Since the system was adopted, no judge has ever lost a retention vote. Judges usually get between 59 percent to 67 percent of the vote.
Alternatives have been offered over the years to this system, including returning to direct, popular vote, or simply having the governor nominate whenever a vacancy occurs, with Senate confirmation, much like is done on the federal level. Presently, whenever a vacancy occurs due to retirement or death (or if someone were to actually lose a retention vote) the Judicial Nominating Commission, largely selected by the liberal state bar association, recommends three names to the governor to choose from in making the selection. Under our present system, the Senate has no role in the process.
Defenders of the present system argue that it has prevented another scandal. If one were to carry that logic to its conclusion, we should have a Legislative Nominating Commission and a Governor Nominating Commission, removing the voters from accidentally choosing corrupt politicians. After all, governors and legislators are not above corrupt activities, as history has demonstrated.
For now, we operate under the system in which all the voters can do is to vote to retain, or vote not to retain an appellate court justice.
One judge of the Court of Civil Appeals who has produced some controversy is Jane Wiseman, first named to the court by Governor Brad Henry.
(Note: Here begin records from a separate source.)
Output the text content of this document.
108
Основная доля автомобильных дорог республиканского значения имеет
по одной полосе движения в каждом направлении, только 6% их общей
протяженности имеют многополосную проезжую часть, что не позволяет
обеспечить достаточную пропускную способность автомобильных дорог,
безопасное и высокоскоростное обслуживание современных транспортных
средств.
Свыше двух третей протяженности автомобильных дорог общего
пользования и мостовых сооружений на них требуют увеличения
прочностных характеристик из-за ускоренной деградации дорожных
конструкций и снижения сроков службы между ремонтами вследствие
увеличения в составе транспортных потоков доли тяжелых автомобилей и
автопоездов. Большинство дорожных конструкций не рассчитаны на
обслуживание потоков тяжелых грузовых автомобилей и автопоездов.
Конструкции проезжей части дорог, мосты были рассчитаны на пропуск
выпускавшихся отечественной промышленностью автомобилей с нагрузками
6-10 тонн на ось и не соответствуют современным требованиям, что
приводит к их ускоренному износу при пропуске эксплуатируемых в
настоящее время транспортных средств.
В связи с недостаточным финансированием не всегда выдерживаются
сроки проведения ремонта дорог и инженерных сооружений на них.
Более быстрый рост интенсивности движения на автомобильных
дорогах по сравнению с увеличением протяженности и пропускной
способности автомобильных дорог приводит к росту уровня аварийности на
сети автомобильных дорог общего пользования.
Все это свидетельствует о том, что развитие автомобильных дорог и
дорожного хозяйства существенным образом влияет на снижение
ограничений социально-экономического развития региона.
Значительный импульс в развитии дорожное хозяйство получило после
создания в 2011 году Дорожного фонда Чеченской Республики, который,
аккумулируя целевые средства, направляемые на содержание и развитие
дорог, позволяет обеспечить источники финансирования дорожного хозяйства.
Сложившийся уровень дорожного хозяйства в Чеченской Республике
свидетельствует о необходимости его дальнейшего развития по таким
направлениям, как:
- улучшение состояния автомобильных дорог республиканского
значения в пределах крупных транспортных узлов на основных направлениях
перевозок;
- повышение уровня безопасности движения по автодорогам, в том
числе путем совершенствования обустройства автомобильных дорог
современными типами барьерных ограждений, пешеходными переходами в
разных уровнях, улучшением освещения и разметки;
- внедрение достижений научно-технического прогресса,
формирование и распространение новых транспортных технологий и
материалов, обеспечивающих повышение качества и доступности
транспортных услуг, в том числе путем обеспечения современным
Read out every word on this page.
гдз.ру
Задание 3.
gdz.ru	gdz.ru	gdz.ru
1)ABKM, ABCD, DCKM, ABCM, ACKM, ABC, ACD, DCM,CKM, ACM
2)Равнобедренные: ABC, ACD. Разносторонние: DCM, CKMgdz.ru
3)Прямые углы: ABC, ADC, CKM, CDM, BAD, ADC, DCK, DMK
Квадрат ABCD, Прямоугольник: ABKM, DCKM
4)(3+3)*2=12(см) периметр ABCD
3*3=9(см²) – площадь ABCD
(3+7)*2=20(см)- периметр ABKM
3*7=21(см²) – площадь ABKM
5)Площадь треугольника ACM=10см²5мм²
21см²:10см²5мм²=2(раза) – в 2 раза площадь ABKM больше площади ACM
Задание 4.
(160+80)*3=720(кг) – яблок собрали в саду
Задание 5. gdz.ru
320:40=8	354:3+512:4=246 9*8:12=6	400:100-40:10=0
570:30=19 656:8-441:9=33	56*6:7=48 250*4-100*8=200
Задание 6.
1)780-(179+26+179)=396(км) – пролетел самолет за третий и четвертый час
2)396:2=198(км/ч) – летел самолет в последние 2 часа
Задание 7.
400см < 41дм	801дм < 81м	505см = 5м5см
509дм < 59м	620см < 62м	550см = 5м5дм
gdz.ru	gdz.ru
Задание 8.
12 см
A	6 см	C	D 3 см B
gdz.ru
She has been retained by the voters in the past, but her choosing to officiate in the ceremony of the first legalized homosexual marriage in Oklahoma history (between two women), could, if publicized, cause her some trouble in getting retained by the voters.
Governor Henry also put Deborah Barnes on the Court of Civil Appeal, and she has been retained twice. Despite not having been governor since January 1987, Governor George P. Nigh’s selection of Keith Rapp in 1984 has given him an impact on state government since that time. Rapp is a former public defender.
On the Court of Criminal Appeals, Robert L. Hudson received his nomination from Governor Mary Fallin. Hudson has also served as a commissioner for the Oklahoma State Bureau of Investigation, and as a deacon in Guthrie’s First Baptist Church. Governor Henry Bellmon put Gary Lampkin on the Court of Criminal Appeals in 1988.
Finally, the state Supreme Court includes John Kane IV, who was selected by Governor Kevin Stitt to fill a vacancy on the court in 2019. Kane had previously been president of the Oklahoma Judicial Conference from 2013-14, and was presiding judge for the Oklahoma Court on the Judiciary when tapped by Governor Stitt.
Although Governor Frank Keating picked Tom Colbert to be the chief judge of the Court of Civil Appeals, it was his successor, Brad Henry, who named Colbert to the state Supreme Court in 2004. He is the first African-American on the Oklahoma Supreme Court.
Governor Mary Fallin named Richard Darby to the Supreme Court in 2018. Darby’s wife, Dana, is the superintendent of the Altus Christian Academy, and their son, Ben, is with the Oklahoma Highway Patrol.
It should be noted that were any of the incumbent judges be defeated for retention this fall, the person who would name their replacement would be Governor Stitt. But, of course, he would be limited to those three names given him by the Judicial Nominating Commission.
While a conservative voter could use the strategy of voting to retain all of the judges picked by a Republican governor (and vote against those chosen by a Democrat governor), or could decide to vote them all out, and hope that Governor Stitt could pick a better judge, it should be stressed that whatever person Stitt chose would still have to have had the approval of the generally liberal Judicial Nominating Commission.
It is probable that a judiciary more to conservative’s liking would result from allowing Governor Stitt to name whomever he wished, and leave it up to the State Senate to confirm, providing a check.